Now, more and more films are using this storytelling method. Director Pablo Absento is the latest to try his hand at it in the new paranormal horror film Bloat. Bloat presents itself on a level playing field with some of the other entries in terms of technical achievement and novelty, but it fails to construct a compelling enough plot to fill the mold.
In Bloat, Hannah (Bojana Novakovic, Birds of Prey) and her two sons set off on a summer vacation in rural Japan. Her military husband Jack (Ben McKenzie, Fox’s Gotham), originally set to join them, is unable to make it due to being deployed in Turkey. While in Japan, their youngest son, Kyle (Sawyer Jones, Antlers) nearly drowns in a lake. When rescued, Kyle emerges noticeably different.

Through a series of video calls, messages, and some other surprising visual channels, Jack watches from afar as Kyle deteriorates into someone unrecognizable. Meanwhile, Hannah struggles to take care of the two boys alone without Jack’s presence. Soon, things take a turn for the worse, placing Jack’s family in immediate danger in front of his distant eyes. How can Jack possibly save his family while on an entirely different continent?
Like the many filmmakers that pioneered this subgenre, the artists behind Bloat are able to present the information and plot in a very unique way. Some of the methods are borrowed, of course, such as text messages and internet searches. However, Bloat offers some impressive usage of voice memos, surveillance cameras, and the latest in night-vision technology.
In doing this, the filmmakers essentially put Jack right there in Japan with his family, as he can see and hear almost everything going on at a given moment. It makes sense, for the most part, as Jack is a military officer using the latest tech at his job, and therefore one could believe he would do the same to protect his family. There are a number of very intriguing tactics used to display information in Bloat, and most of them work well.

Unfortunately, the novel concepts used to display visuals are the highlight of the film instead of a supporting element. What makes films such as Unfriended and Searching work well is that those stories, in addition to the computer-screen aspect, have compelling characters placed into a fascinating situation. The same cannot be said for Bloat.
Right off the bat, the filmmakers make a colossal mistake by not introducing us to Kyle before the lake incident. The audience has no idea how Kyle behaved and what his personality was like prior to almost drowning, which means that the off-putting, macabre Kyle that emerges from the water is the only one we know. This makes the viewer invest much less in him throughout the film and invokes less sympathy for his situation.
An extremely fast-paced first act doesn’t allow us much time with any other characters before the incident, either, although this might not have mattered, as both Jack and Hannah are extremely rigid, emotionless parents who don’t spark much interest at all. As a whole, the family is unoriginal at best and painfully unknown at worst. The viewer knows nothing about the family except for that Jack and Hannah have previously lost a child.
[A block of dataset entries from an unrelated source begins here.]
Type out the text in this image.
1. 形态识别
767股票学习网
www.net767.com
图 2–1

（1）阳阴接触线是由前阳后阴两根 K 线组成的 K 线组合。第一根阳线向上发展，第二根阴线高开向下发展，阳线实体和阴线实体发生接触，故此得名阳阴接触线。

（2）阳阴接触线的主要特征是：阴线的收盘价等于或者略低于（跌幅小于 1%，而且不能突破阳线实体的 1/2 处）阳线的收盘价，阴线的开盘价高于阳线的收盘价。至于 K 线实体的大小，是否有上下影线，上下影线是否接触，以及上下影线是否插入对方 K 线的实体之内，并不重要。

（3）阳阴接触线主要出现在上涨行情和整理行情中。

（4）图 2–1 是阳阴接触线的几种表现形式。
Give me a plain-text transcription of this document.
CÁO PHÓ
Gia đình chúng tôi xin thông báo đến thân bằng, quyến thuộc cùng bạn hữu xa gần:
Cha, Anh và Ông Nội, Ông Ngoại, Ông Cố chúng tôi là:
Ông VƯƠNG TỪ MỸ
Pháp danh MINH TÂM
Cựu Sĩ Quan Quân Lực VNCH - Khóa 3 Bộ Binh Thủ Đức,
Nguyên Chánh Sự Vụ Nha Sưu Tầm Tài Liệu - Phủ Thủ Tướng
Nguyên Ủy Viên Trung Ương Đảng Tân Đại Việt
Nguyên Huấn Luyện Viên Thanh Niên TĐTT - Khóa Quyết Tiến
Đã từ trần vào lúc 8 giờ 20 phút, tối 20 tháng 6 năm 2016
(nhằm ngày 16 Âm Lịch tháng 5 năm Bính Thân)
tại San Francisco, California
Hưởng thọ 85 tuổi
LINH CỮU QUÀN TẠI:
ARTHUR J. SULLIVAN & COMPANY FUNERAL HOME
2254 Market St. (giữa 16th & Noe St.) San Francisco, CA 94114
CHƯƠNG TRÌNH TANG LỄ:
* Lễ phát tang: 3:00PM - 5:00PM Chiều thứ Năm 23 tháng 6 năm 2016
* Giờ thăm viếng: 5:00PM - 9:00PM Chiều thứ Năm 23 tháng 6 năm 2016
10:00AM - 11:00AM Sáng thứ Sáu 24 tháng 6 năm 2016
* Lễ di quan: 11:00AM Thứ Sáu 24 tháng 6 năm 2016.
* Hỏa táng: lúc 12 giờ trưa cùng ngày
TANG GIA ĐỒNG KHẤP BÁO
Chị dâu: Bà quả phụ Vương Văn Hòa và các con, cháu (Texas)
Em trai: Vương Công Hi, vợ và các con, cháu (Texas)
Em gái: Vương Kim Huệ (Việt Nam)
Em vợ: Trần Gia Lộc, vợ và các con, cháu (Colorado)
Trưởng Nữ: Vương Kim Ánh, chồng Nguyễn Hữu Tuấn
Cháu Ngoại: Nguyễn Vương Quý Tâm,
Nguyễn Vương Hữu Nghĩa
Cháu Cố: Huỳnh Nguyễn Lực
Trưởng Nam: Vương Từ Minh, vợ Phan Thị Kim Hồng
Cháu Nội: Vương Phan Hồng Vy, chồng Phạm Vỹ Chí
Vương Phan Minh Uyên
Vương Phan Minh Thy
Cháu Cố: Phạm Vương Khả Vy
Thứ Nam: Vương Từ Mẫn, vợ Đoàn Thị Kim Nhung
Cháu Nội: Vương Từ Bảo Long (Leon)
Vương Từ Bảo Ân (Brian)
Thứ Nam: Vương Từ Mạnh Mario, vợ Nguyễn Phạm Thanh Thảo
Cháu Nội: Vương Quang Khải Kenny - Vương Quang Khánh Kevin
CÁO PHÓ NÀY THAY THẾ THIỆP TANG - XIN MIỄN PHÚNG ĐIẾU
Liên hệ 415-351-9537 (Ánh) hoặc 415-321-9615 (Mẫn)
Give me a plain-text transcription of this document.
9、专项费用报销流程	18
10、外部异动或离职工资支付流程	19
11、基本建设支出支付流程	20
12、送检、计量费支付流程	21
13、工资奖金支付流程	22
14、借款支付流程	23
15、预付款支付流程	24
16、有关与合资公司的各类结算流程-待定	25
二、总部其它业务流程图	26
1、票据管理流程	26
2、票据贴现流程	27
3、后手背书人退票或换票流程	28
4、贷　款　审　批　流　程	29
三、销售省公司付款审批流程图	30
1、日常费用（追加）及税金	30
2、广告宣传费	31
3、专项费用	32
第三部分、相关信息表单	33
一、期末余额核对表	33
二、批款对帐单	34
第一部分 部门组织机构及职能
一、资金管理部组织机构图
Joining the yawn-inducing characters is a cookie-cutter possession plot with far too many exposition dumps. The most egregious one happens halfway through in a scene you’ve seen before in every single other similar paranormal film. There is little suspense and tension, and no scares to be found. A common visual featured throughout the film involves technological distortion, but it is cheaply presented and used far too often to the point of annoyance.
The conclusion of Bloat is much like the rest of the film: glossed over and unsatisfying. While its technical elements shine, the characters and plot sink the film to the dark depths of that creepy Japanese lake. In the end, Bloat is only an overly clichéd, run-of-the-mill possession film that’s squeezed into the monitor of a flashy computer setup.